Dreams have through time played a role in politics, and in this little study Richard Kagan sets out to relate the dreams of a young sixteenth-century Castilian seer, Lucrecia de León, to the political world of Philip II. Lucrecia was arrested by the Inquisition in 1590, and her dreams over the preceding thirty months were carefully investigated. (In an appendix Kagan lists them in calendar form.) Among the reasons she was arrested was that she had predicted the defeat of the Armada, and she “now says,” the Florentine ambassador reported, “that the king will soon die.” Kagan skillfully depicts the complex world of schemers and dreamers within which Lucrecia and her supporters operated and demonstrates that what might have been just another harmless case of prophesying suddenly became urgent when Lucrecia’s sayings coincided with the political crisis caused by the escape of Antonio Pérez to Aragon in 1590. The arrest of the seer for “sedition” ended her career and showed that the government was determined to act in a moment of grave national and international crisis.
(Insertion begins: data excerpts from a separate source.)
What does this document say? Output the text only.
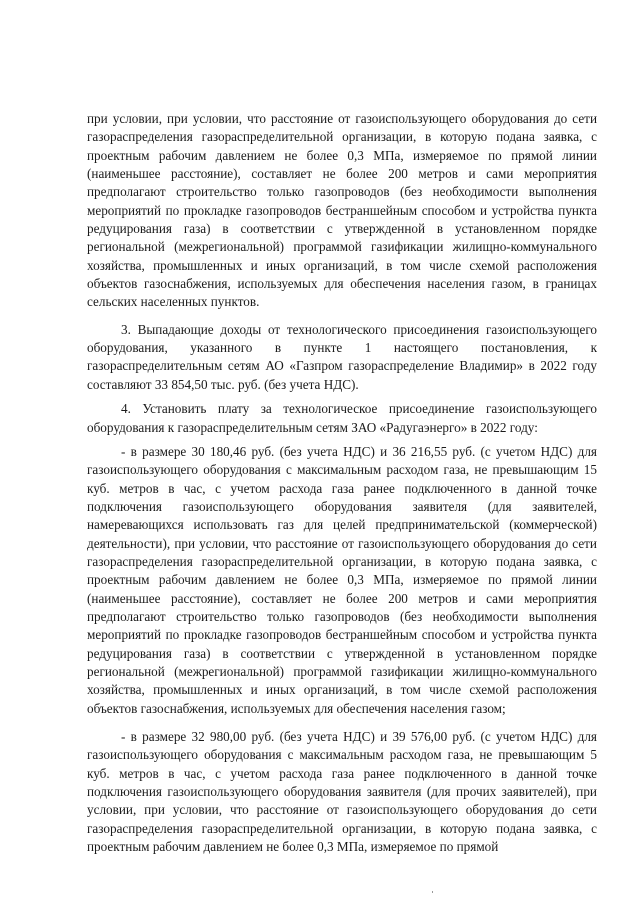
при условии, при условии, что расстояние от газоиспользующего оборудования до сети газораспределения газораспределительной организации, в которую подана заявка, с проектным рабочим давлением не более 0,3 МПа, измеряемое по прямой линии (наименьшее расстояние), составляет не более 200 метров и сами мероприятия предполагают строительство только газопроводов (без необходимости выполнения мероприятий по прокладке газопроводов бестраншейным способом и устройства пункта редуцирования газа) в соответствии с утвержденной в установленном порядке региональной (межрегиональной) программой газификации жилищно-коммунального хозяйства, промышленных и иных организаций, в том числе схемой расположения объектов газоснабжения, используемых для обеспечения населения газом, в границах сельских населенных пунктов.

3. Выпадающие доходы от технологического присоединения газоиспользующего оборудования, указанного в пункте 1 настоящего постановления, к газораспределительным сетям АО «Газпром газораспределение Владимир» в 2022 году составляют 33 854,50 тыс. руб. (без учета НДС).

4. Установить плату за технологическое присоединение газоиспользующего оборудования к газораспределительным сетям ЗАО «Радугаэнерго» в 2022 году:

- в размере 30 180,46 руб. (без учета НДС) и 36 216,55 руб. (с учетом НДС) для газоиспользующего оборудования с максимальным расходом газа, не превышающим 15 куб. метров в час, с учетом расхода газа ранее подключенного в данной точке подключения газоиспользующего оборудования заявителя (для заявителей, намеревающихся использовать газ для целей предпринимательской (коммерческой) деятельности), при условии, что расстояние от газоиспользующего оборудования до сети газораспределения газораспределительной организации, в которую подана заявка, с проектным рабочим давлением не более 0,3 МПа, измеряемое по прямой линии (наименьшее расстояние), составляет не более 200 метров и сами мероприятия предполагают строительство только газопроводов (без необходимости выполнения мероприятий по прокладке газопроводов бестраншейным способом и устройства пункта редуцирования газа) в соответствии с утвержденной в установленном порядке региональной (межрегиональной) программой газификации жилищно-коммунального хозяйства, промышленных и иных организаций, в том числе схемой расположения объектов газоснабжения, используемых для обеспечения населения газом;

- в размере 32 980,00 руб. (без учета НДС) и 39 576,00 руб. (с учетом НДС) для газоиспользующего оборудования с максимальным расходом газа, не превышающим 5 куб. метров в час, с учетом расхода газа ранее подключенного в данной точке подключения газоиспользующего оборудования заявителя (для прочих заявителей), при условии, при условии, что расстояние от газоиспользующего оборудования до сети газораспределения газораспределительной организации, в которую подана заявка, с проектным рабочим давлением не более 0,3 МПа, измеряемое по прямой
This is an entertaining and scholarly book, though Kagan may exaggerate Lucrecia’s significance when he says that “in her way she represents the social and political conscience of sixteenth-century Spain.” She was only one of many marginal figures in the history of this time, all of whom played a part in the expression of attitudes toward the prevailing government, and she represented only one point on a broad spectrum of opinion. The author has produced a splendid and highly readable picture of Lucrecia’s role within this spectrum, but it should not be forgotten that nondreamers were even more cogent in their criticisms of Philip II: the celebrated Jesuit Ribadeneira in 1580 presented a picture of “the people, the grandees, the gentry, the clergy . . . all embittered, disillusioned, and discontented"; and Don Carlos de Borja in 1591 foretold imminent rebellions throughout Catalonia, Valencia, and even Castile and Madrid. Kagan is no douht well acquainted with these witnesses, and his study remains an illuminating incursion into the dream dimension of the political problems that beset the last decade of the reign of Philip II.